Inflation rates: Trump falsely claimed the US experienced “record inflation” during the Biden administration. Trump could fairly say the US inflation rate hit a 40-year high in June 2022, when it was 9.1%, but that was not close to the all-time record of 23.7%, set in 1920. (And the rate has since plummeted. The most recent available inflation rate at the time Trump spoke here was 2.9% in December.)
From CNN’s Alicia Wallace and Daniel Dale
Tariffs: Trump said, “Instead of taxing our citizens to enrich other countries, we will tariff and tax foreign countries to enrich our citizens.” But this description of tariffs is false. Tariffs imposed by the US government are paid by US importers, not foreign countries, and it’s easy to find specific examples of companies that passed along the cost of the tariffs to US consumers. Study after study, including one from the federal government’s bipartisan US International Trade Commission, found that Americans bore almost the entire cost of Trump’s tariffs on Chinese products in his first term.
Additionally, Trump mentioned creating a new “External Revenue Service” to collect revenue from tariffs on imports, a plan he has mentioned before. Again, it is US importers, not foreign exporters, who pay tariffs on imported goods – and often pass some or all those costs to US consumers.
From CNN’s Bryan Mena and Daniel Dale
Prisons and mental institutions: Trump delivered a softer version of his standard rally claim that foreign governments are deliberately emptying prisons and mental institutions to send people to the US as migrants. This time, he omitted the part about malicious foreign governments and claimed the Biden administration “provides sanctuary and protection for dangerous criminals, many from prisons and mental institutions, that have illegally entered our country from all over the world.”
Trump and his presidential campaign have never corroborated the claim that “many” Biden-era migrants have come from prisons or mental institutions, though it’s of course possible that some migrants spent time in such facilities. And Trump’s campaign could not substantiate his stories about foreign countries opening up such facilities for migration purposes.
The president has sometimes tried to support his narrative by asserting the global prison population is down.
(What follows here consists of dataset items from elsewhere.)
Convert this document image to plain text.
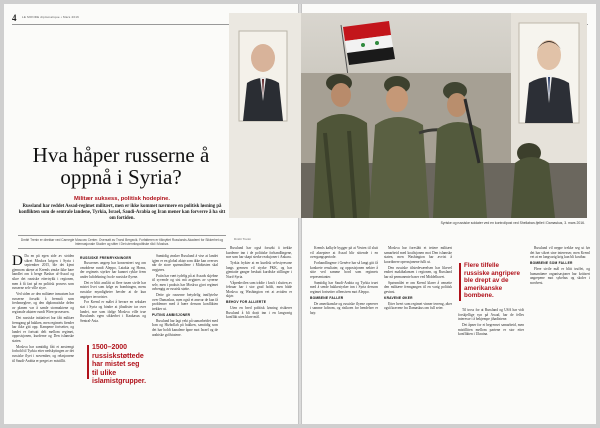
4 LE MONDE diplomatique • Mars 2016
Hva håper russerne å oppnå i Syria?
Militær suksess, politisk hodepine.
Russland har reddet Assad-regimet militært, men er ikke kommet nærmere en politisk løsning på konflikten som de sentrale landene, Tyrkia, Israel, Saudi-Arabia og Iran mener kan forverre å ha sitt om fortiden.
Dmitri Trenin er direktør ved Carnegie Moscow Center. Oversatt av Trond Bergsvik. Forfatteren er tilknyttet Russlands Akademi for Sikkerhet og Internasjonale Studier og sitter i Det utenrikspolitiske råd i Moskva.

D Da en på egen side av striden sikret Moskva krigen i Syria i september 2015, ble det kjent gjennom ukene at Kremls ønske ikke bare handlet om å berge Bashar al-Assad og sikre det russiske ettertrykk i regionen, men å få fart på en politisk prosess som russerne selv ville styre.

Ved siden av den militære innsatsen har russerne forsøkt å fremstå som fredsmeglere, og den diplomatiske delen av planen var å samle stormaktene og regionale aktører rundt Wien-prosessen.

Det russiske initiativet har fått militær fremgang på bakken, men regimets fiender har ikke gitt opp. Kampene fortsetter, og landet er fortsatt delt mellom regimet, opposisjonen, kurderne og Den islamske staten.

Moskva har samtidig fått et anstrengt forhold til Tyrkia etter nedskytingen av det russiske flyet i november, og relasjonene til Saudi-Arabia er preget av mistillit.

RUSSISKE FREMRYKNINGER

Russernes angrep har konsentrert seg om områdene rundt Aleppo, Latakia og Homs, der regimets styrker har kunnet rykke frem under luftdekning fra de russiske flyene.

Det er blitt anslått at flere tusen sivile har mistet livet som følge av bombingen, mens russiske myndigheter hevder at de kun angriper terrorister.

For Kreml er målet å bevare en sekulær stat i Syria og hindre at jihadister tar over landet, noe som ifølge Moskva ville true Russlands egen sikkerhet i Kaukasus og Sentral-Asia.

1500–2000 russiskstøttede har mistet seg til ulike islamistgrupper.

Samtidig ønsker Russland å vise at landet igjen er en global aktør som ikke kan overses når de store spørsmålene i Midtøsten skal avgjøres.

Putin har vært tydelig på at Assads skjebne til syvende og sist må avgjøres av syrerne selv, men i praksis har Moskva gjort regimet avhengig av russisk støtte.

Dette gir russerne betydelig innflytelse over Damaskus, men også et ansvar de kan få problemer med å bære dersom konflikten trekker ut.

PUTINS AMBISJONER

Russland har lagt vekt på samarbeidet med Iran og Hizbollah på bakken, samtidig som det har holdt kanalene åpne mot Israel og de arabiske golfstatene.

Dmitri Trenin

Russland har også forsøkt å trekke kurderne inn i de politiske forhandlingene, noe som har skapt sterke reaksjoner i Ankara.

Tyrkia frykter at en kurdisk selvstyresone langs grensen vil styrke PKK, og har gjentatte ganger beskutt kurdiske stillinger i Nord-Syria.

Våpenhvilen som trådte i kraft i slutten av februar har i stor grad holdt, men både Moskva og Washington vet at avtalen er skjør.

BEHOV FOR ALLIERTE

Uten en bred politisk løsning risikerer Russland å bli dratt inn i en langvarig konflikt uten klare mål.

Kremls kalkyle bygger på at Vesten til slutt vil akseptere at Assad blir sittende i en overgangsperiode.

Forhandlingene i Genève har så langt gitt få konkrete resultater, og opposisjonen nekter å sitte ved samme bord som regimets representanter.

Samtidig har Saudi-Arabia og Tyrkia truet med å sende bakkestyrker inn i Syria dersom regimet fortsetter offensiven mot Aleppo.

BOMBENE FALLER

De amerikanske og russiske flyene opererer i samme luftrom, og risikoen for hendelser er høy.

Moskva har foreslått et tettere militært samarbeid med koalisjonen mot Den islamske staten, men Washington har avvist å koordinere operasjonene fullt ut.

Den russiske tilstedeværelsen har likevel endret maktbalansen i regionen, og Russland har nå permanente baser ved Middelhavet.

Spørsmålet er om Kreml klarer å omsette den militære fremgangen til en varig politisk gevinst.

KRAVENE ØKER

Etter hvert som regimet vinner terreng, øker også kravene fra Damaskus om full seier.

Flere tilfelle russiske angripere ble drept av de amerikanske bombene.

Til tross for at Russland og USA har vidt forskjellige syn på Assad, har de felles interesse i å bekjempe jihadistene.

Det åpner for et begrenset samarbeid, men mistilliten mellom partene er stor etter konflikten i Ukraina.

Russland vil neppe trekke seg ut før det har sikret sine interesser, men Kreml vet at en langvarig krig kan bli kostbar.

BOMBENE SOM FALLER

Flere sivile mål er blitt truffet, og humanitære organisasjoner har kritisert angrepene mot sykehus og skoler i nordvest.

Syriske og russiske soldater ved en kontrollpost ved Shellaban-fjellet i Damaskus, 3. mars 2016.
But that’s incorrect. The recorded global prison population increased from October 2021 to April 2024, from about 10.77 million people to about 10.99 million people, according to the World Prison Population List compiled by experts in the United Kingdom.
“I do a daily news search to see what’s going on in prisons around the world and have seen absolutely no evidence that any country is emptying its prisons and sending them all to the US,” Helen Fair, co-author of the prison population list and research fellow at the Institute for Crime & Justice Policy Research at Birkbeck, University of London, said in June.
From CNN’s Daniel Dale
This story was updated to include additional information.